In a weak and impulsive moment, a man takes a detour into a strip club. He knows he shouldn’t, but, heck, we are all entitled to make our own mistakes, so let him God. The man buys five tokens even if he’d only intended to see one show. Right. Well, I don’t think the main character enjoyed the four other peep shows that followed, but I did.
As always, Nathan Englander provides us with a lot of detail that it’s easy to visualize the story, the peep show. The first one wasn’t very surprising, and I was wondering what on earth I was getting myself into, but then the four others that followed were out of this world, and I needed to see how it ended. I’m not sure I would ever want my own peep show, but from an outsider’s point of view, that was one hell of a show. I can appreciate.

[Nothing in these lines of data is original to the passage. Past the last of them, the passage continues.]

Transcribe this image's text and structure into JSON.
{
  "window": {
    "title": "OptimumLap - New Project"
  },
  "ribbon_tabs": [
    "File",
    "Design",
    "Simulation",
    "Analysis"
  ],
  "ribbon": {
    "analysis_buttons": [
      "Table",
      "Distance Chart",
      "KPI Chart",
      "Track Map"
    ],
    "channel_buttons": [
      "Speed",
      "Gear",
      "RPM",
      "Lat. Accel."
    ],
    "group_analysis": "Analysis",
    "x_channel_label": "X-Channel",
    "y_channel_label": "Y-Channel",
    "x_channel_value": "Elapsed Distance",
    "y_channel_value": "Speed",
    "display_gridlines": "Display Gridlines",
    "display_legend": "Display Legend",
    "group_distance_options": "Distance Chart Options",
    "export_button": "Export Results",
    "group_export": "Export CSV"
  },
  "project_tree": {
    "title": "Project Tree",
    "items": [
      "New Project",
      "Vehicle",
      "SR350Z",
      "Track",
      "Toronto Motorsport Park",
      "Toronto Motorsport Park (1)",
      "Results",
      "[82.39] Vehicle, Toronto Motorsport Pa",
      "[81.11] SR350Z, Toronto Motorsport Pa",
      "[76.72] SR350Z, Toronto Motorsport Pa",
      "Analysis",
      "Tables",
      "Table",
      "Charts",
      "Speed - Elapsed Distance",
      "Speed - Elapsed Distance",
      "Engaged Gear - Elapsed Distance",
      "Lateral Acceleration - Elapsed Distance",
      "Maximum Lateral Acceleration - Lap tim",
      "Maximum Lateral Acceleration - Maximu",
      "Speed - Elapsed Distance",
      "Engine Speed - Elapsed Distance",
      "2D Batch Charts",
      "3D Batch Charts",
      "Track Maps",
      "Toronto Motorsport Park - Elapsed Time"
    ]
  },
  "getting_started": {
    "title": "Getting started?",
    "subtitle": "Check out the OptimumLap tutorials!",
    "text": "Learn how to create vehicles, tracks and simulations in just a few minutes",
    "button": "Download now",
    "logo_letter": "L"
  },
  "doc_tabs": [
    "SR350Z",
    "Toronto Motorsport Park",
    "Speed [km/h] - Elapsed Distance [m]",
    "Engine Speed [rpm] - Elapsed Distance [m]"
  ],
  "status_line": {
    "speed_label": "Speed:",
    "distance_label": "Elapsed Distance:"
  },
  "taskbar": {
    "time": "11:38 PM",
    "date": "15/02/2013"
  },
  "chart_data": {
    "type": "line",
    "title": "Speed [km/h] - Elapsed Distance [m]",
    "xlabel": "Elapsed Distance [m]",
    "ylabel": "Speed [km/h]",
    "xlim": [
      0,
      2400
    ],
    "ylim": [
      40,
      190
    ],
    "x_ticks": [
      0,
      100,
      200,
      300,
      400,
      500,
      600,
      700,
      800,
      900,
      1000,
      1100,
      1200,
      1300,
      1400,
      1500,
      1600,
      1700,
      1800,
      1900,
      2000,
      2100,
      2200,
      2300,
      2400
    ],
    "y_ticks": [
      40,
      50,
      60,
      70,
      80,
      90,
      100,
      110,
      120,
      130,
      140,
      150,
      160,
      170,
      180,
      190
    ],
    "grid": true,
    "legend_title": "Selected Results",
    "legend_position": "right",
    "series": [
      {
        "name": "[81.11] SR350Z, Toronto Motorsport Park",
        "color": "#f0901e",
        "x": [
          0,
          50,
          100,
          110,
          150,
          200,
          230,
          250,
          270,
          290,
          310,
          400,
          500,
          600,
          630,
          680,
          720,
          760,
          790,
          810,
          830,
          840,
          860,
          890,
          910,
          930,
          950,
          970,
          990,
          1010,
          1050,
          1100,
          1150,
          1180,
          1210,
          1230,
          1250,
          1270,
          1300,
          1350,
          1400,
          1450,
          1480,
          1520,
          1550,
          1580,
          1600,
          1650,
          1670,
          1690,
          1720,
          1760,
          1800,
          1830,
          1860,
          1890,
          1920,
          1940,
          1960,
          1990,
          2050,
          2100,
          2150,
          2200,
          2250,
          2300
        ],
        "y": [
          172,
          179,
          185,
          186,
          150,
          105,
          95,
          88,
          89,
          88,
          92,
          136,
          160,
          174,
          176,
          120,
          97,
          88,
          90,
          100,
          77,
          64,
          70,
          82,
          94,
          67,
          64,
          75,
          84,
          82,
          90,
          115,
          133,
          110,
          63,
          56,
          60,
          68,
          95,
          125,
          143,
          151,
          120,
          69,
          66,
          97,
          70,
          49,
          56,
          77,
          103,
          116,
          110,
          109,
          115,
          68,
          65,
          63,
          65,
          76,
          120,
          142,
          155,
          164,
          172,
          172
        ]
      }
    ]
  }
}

“What We Talk About When We Talk About Anne Frank” (the title story of this compilation) is about the generation(s) of Jewish Americans that grew up after the holocaust. For the most part, they’d lived generally worry-free lives, with some members of the generation eventually moving “back” from the US to Israel.
Speaking of US and Israel, this story does touch on some differences in culture between those in the US and in Israel. While those difference may exist in the details, some things, such as love and family, are universal.
Nathan Eglander spent the first part of the story creating context and building out this little world. Yes, it can get a little specific, but this story focuses on the universal things—things that anyone regardless of race and religion can relate to. While you need to know of Anne Frank and of the holocaust for context, the question asked at the end of the day is quite universal: do you trust your neighbors?